Tunuslu hukukçular, ülkede "hukukun üstünlüğü ve yargının bağımsızlığını savunmak" amacıyla “Yargı Bağımsızlığını Savunma Komitesi” adıyla sivil bir oluşum kurdu.

Tunus Barosu mensubu avukatlar ve eski baro başkanlarının da yer aldığı 40’tan fazla hukukçu, Tunus Barosu’nda konuyla ilgili basın toplantısı düzenledi.

Anayasa profesörü ve görevden alınan yargı mensuplarını savunma ekibinde yer alan Kemal bin Mesud, Tunus’ta hukukun üstünlüğünü, demokrasinin temel ilkelerini ve yargının bağımsızlığını savunmak amacıyla siyasi olmayan bir oluşum kurduklarını söyledi.

"Meşru olmayan" görevden alma kararlarından etkilenen ya da mobbing uygulanan yargı mensuplarını savunmayı da hedeflediklerini belirten Mesud, oluşumun Yargı Bağımsızlığını Savunma Komitesi adıyla 40’ın üstünde gönüllü hukukçunun desteğiyle kurulduğunu aktardı.

Komite üyelerinden Avukat Ayaşi el-Hemmami ise yargı bağımsızlığı konusunda halkı eğitmek ve yargının bağımsızlığını savunmayı hedeflediklerini dile getirdi.

Tunus Cumhurbaşkanı Kays Said’in 1 Haziran’da "yolsuzluk ve terör konularında soruşturmaları engelleyerek yargının önünü tıkamakla" suçladığı ve görevden aldığı yargı mensuplarına atıfta bulunan Hemmami, “Adalet Bakanı Leyla Ceffal, 57 yargı mensubunun görevden alınmasına neden olan Cumhurbaşkanlığı kararnamesi mahkeme tarafından durdurulmasına rağmen, kararı uygulamayarak suç işliyor.” diye konuştu.

Tunus’ta siyasi kriz ve yargı mensuplarının görevden alınması

Tunus Cumhurbaşkanı Said'in 25 Temmuz 2021'de açıkladığı olağanüstü kararlar, ülkede bir tür "istisnai durum" oluşmasına yol açtı.

Meclisin çalışmalarını donduran ve milletvekili dokunulmazlıklarını kaldıran Said, 22 Eylül 2021'de yeni kararnamelerle yetkilerini genişleterek yürütme organını tamamen kendine bağladı.

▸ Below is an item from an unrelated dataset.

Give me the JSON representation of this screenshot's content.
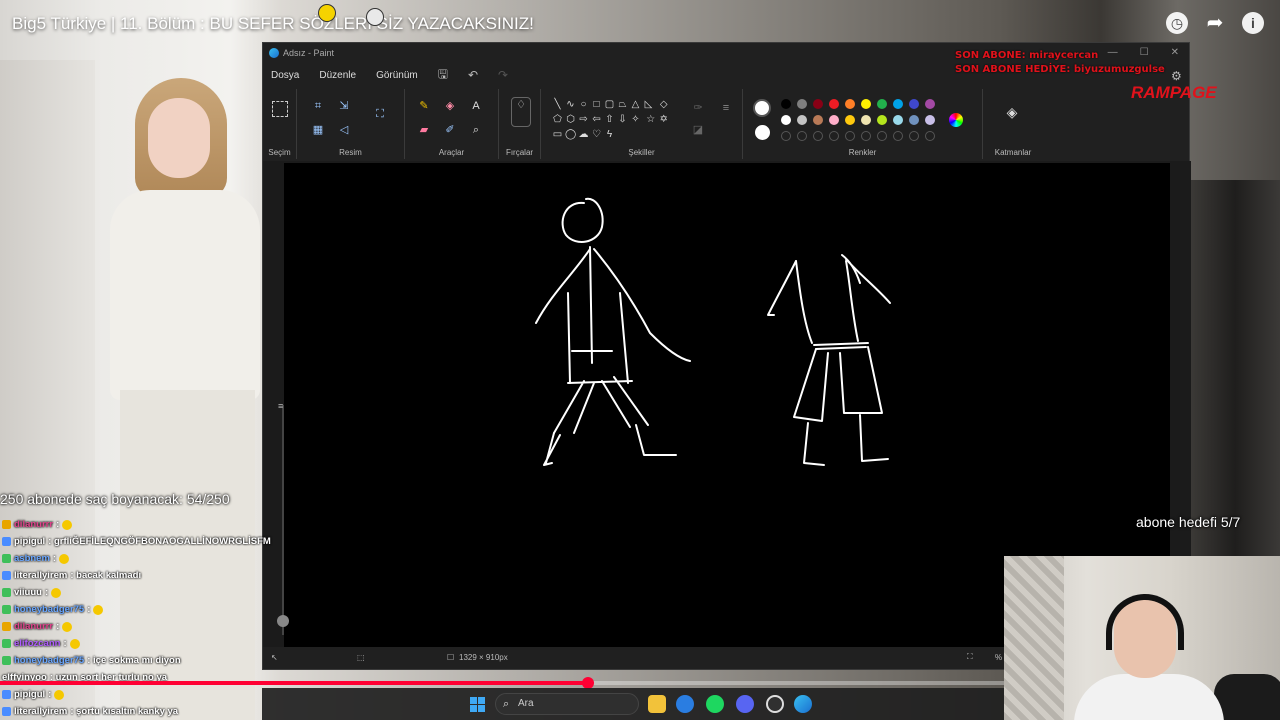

Şubat ayında Tunus Bağımsız Yüksek Yargı Konseyini feshettiğini duyuran Cumhurbaşkanı Said’e, birçok siyasi parti, yargı mensubu ve sivil toplum kuruluşu, yasal olmadığı gerekçesiyle tepki göstermişti.

Cumhurbaşkanı Said, 1 Haziran'da da ülkede "yolsuzluk ve terör konularında soruşturmaları engelleyerek yargının önünü tıkamakla" suçladığı 57 hakimi, kararnameyle görevden almıştı.

Söz konusu karar, Tunuslu parti ve sendikaların yanı sıra uluslararası camianın da büyük tepkisine neden olmuştu.